Miyazaki’s approach to masculinity diverges from the rigid and sometimes one-dimensional representations often seen in the animation industry. Instead of conforming to traditional standards that define masculinity as emotional or physical detachment, Miyazaki creates characters that defy these expectations and represent a more complex and flexible concept of gender. One of the most striking examples is Howl (Takuya Kimura) from Howl’s Moving Castle. Howl is an emotionally expressive and powerful wizard introduced as a charismatic character with extreme beauty and a touch of vanity. He spends hours dressing up and styling his hair to show his beauty to the fullest whilst also being fearless and protective, sacrificing his life to save Sophie, the main character. They both find strength and support in each other, resisting societal expectations of gender roles in relationships. Miyazaki does not hold back from creating Howl’s character as vulnerable and sensitive,  challenging the biased notions of what it means to be a typically masculine and strong character. By defying gender preconceptions, Howl demonstrates that a male character may easily embody both conventionally feminine and masculine traits. His self-assurance and confidence indicate that having good looks and being sensitive to others do not have to come at the expense of bravery or strength.

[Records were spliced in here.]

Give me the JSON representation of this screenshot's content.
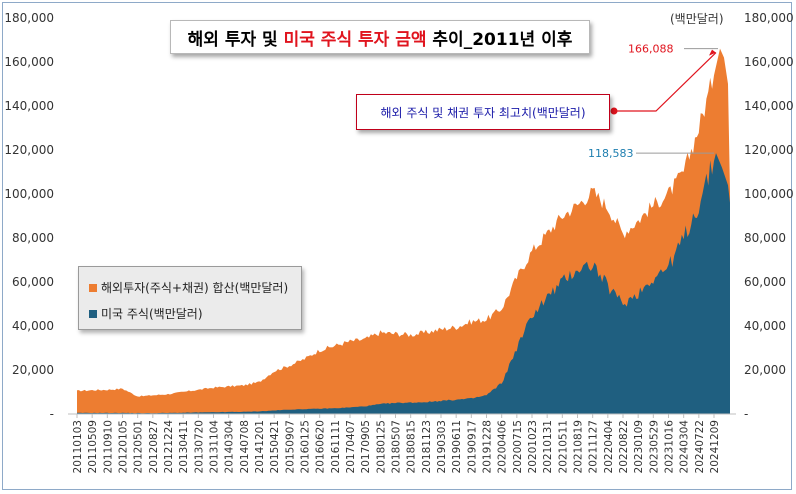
{
  "title": {
    "part1": "해외 투자 및",
    "part2": "미국 주식 투자 금액",
    "part3": "추이_2011년 이후"
  },
  "unit_label": "(백만달러)",
  "callout_text": "해외 주식 및 채권 투자 최고치(백만달러)",
  "annotations": {
    "peak_total": "166,088",
    "peak_us": "118,583"
  },
  "colors": {
    "total": "#ed7d31",
    "us": "#1f5f80",
    "annotation_red": "#e0141e",
    "annotation_blue": "#1f7fb0"
  },
  "chart_data": {
    "type": "area",
    "ylim": [
      0,
      180000
    ],
    "yticks": [
      "-",
      "20,000",
      "40,000",
      "60,000",
      "80,000",
      "100,000",
      "120,000",
      "140,000",
      "160,000",
      "180,000"
    ],
    "ytick_values": [
      0,
      20000,
      40000,
      60000,
      80000,
      100000,
      120000,
      140000,
      160000,
      180000
    ],
    "xtick_labels": [
      "20110103",
      "20110509",
      "20110910",
      "20120105",
      "20120501",
      "20120827",
      "20121224",
      "20130411",
      "20130720",
      "20131104",
      "20140304",
      "20140708",
      "20141201",
      "20150421",
      "20150907",
      "20160125",
      "20160620",
      "20161111",
      "20170407",
      "20170905",
      "20180125",
      "20180507",
      "20180815",
      "20181123",
      "20190303",
      "20190611",
      "20190917",
      "20191228",
      "20200406",
      "20200715",
      "20201023",
      "20210131",
      "20210511",
      "20210819",
      "20211127",
      "20220404",
      "20220822",
      "20230109",
      "20230529",
      "20231016",
      "20240304",
      "20240722",
      "20241209"
    ],
    "series": [
      {
        "name": "해외투자(주식+채권) 합산(백만달러)",
        "key": "total",
        "values": [
          10500,
          10800,
          11000,
          11500,
          8000,
          8500,
          9000,
          10000,
          11000,
          12000,
          12500,
          13000,
          14500,
          19500,
          22000,
          25000,
          29000,
          31000,
          33000,
          34000,
          37000,
          36500,
          36000,
          37000,
          38500,
          39500,
          42000,
          43000,
          48000,
          62000,
          74000,
          82000,
          90000,
          95000,
          101000,
          94000,
          82000,
          88000,
          95000,
          100000,
          110000,
          130000,
          154000
        ],
        "peak": 166088
      },
      {
        "name": "미국 주식(백만달러)",
        "key": "us",
        "values": [
          500,
          500,
          500,
          500,
          400,
          400,
          500,
          600,
          700,
          800,
          900,
          1000,
          1200,
          1600,
          2000,
          2200,
          2400,
          2600,
          3000,
          3500,
          4500,
          5000,
          5200,
          5400,
          6000,
          6500,
          7000,
          8500,
          14000,
          30000,
          45000,
          53000,
          60000,
          66000,
          68000,
          58000,
          50000,
          55000,
          62000,
          67000,
          80000,
          95000,
          115000
        ],
        "peak": 118583
      }
    ],
    "legend_position": "left-middle",
    "grid": false
  }
}
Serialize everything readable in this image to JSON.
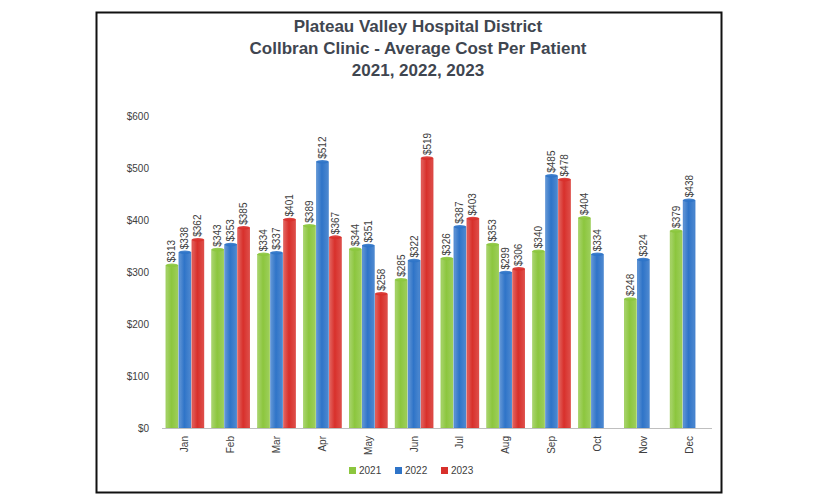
{
  "chart_data": {
    "type": "bar",
    "title": "Plateau Valley Hospital District\nCollbran Clinic  - Average Cost Per Patient\n2021, 2022, 2023",
    "categories": [
      "Jan",
      "Feb",
      "Mar",
      "Apr",
      "May",
      "Jun",
      "Jul",
      "Aug",
      "Sep",
      "Oct",
      "Nov",
      "Dec"
    ],
    "series": [
      {
        "name": "2021",
        "color": "#8cc63e",
        "values": [
          313,
          343,
          334,
          389,
          344,
          285,
          326,
          353,
          340,
          404,
          248,
          379
        ],
        "value_labels": [
          "$313",
          "$343",
          "$334",
          "$389",
          "$344",
          "$285",
          "$326",
          "$353",
          "$340",
          "$404",
          "$248",
          "$379"
        ]
      },
      {
        "name": "2022",
        "color": "#2f74c8",
        "values": [
          338,
          353,
          337,
          512,
          351,
          322,
          387,
          299,
          485,
          334,
          324,
          438
        ],
        "value_labels": [
          "$338",
          "$353",
          "$337",
          "$512",
          "$351",
          "$322",
          "$387",
          "$299",
          "$485",
          "$334",
          "$324",
          "$438"
        ]
      },
      {
        "name": "2023",
        "color": "#d8302b",
        "values": [
          362,
          385,
          401,
          367,
          258,
          519,
          403,
          306,
          478,
          null,
          null,
          null
        ],
        "value_labels": [
          "$362",
          "$385",
          "$401",
          "$367",
          "$258",
          "$519",
          "$403",
          "$306",
          "$478",
          null,
          null,
          null
        ]
      }
    ],
    "ylim": [
      0,
      600
    ],
    "yticks": [
      {
        "value": 0,
        "label": "$0"
      },
      {
        "value": 100,
        "label": "$100"
      },
      {
        "value": 200,
        "label": "$200"
      },
      {
        "value": 300,
        "label": "$300"
      },
      {
        "value": 400,
        "label": "$400"
      },
      {
        "value": 500,
        "label": "$500"
      },
      {
        "value": 600,
        "label": "$600"
      }
    ],
    "grid": false,
    "legend": "bottom",
    "data_labels": true
  }
}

Another great example is the character Haku (Miyu Irino) from Spirited Away. Haku, primarily introduced as a mysterious companion, uncovers vulnerability and emotional depth afterwards. His fluid identity, shaped by magical transformations, encounters the fixed boundaries of gender roles. Miyazaki uses Haku to demonstrate that strength and courage are not exclusive to traditionally masculine traits but can be found in vulnerability, empathy, and adaptability. Traditionally linked with femininity, these attributes set characters like Howl and Haku apart from the steady and stoic masculine stereotypes usually shown in animation. By juxtaposing strong, autonomous female characters with these “feminine” male characters, Miyazaki creates a universe in which gender roles are inclusive and multidimensional. He challenges the dichotomy of masculine and feminine by presenting a range of expressions that go against conventional norms. This is especially important for animation, a medium sometimes accused of maintaining gender stereotypes in its depictions of characters. Although Miyazaki’s thoughtful treatment of gender fluidity has drawn appreciation for fostering less prejudiced gender stereotypes in our real and imaginary worlds, some contend that these characters’ subtlety fails to effectively refute stereotypes or that some audiences fail to recognise their importance.

Miyazaki’s gender-fluid male characters challenge masculine stereotypes, embracing sensitivity and complexity while inspiring viewers to re-evaluate fixed gender boundaries and find strength in our shared humanity. Though his works are still both criticised and praised, Miyazaki’s gender-fluid characters continue to have a subtle impact, gradually shattering stereotypes, challenging conventions, and encouraging more inclusivity in animation.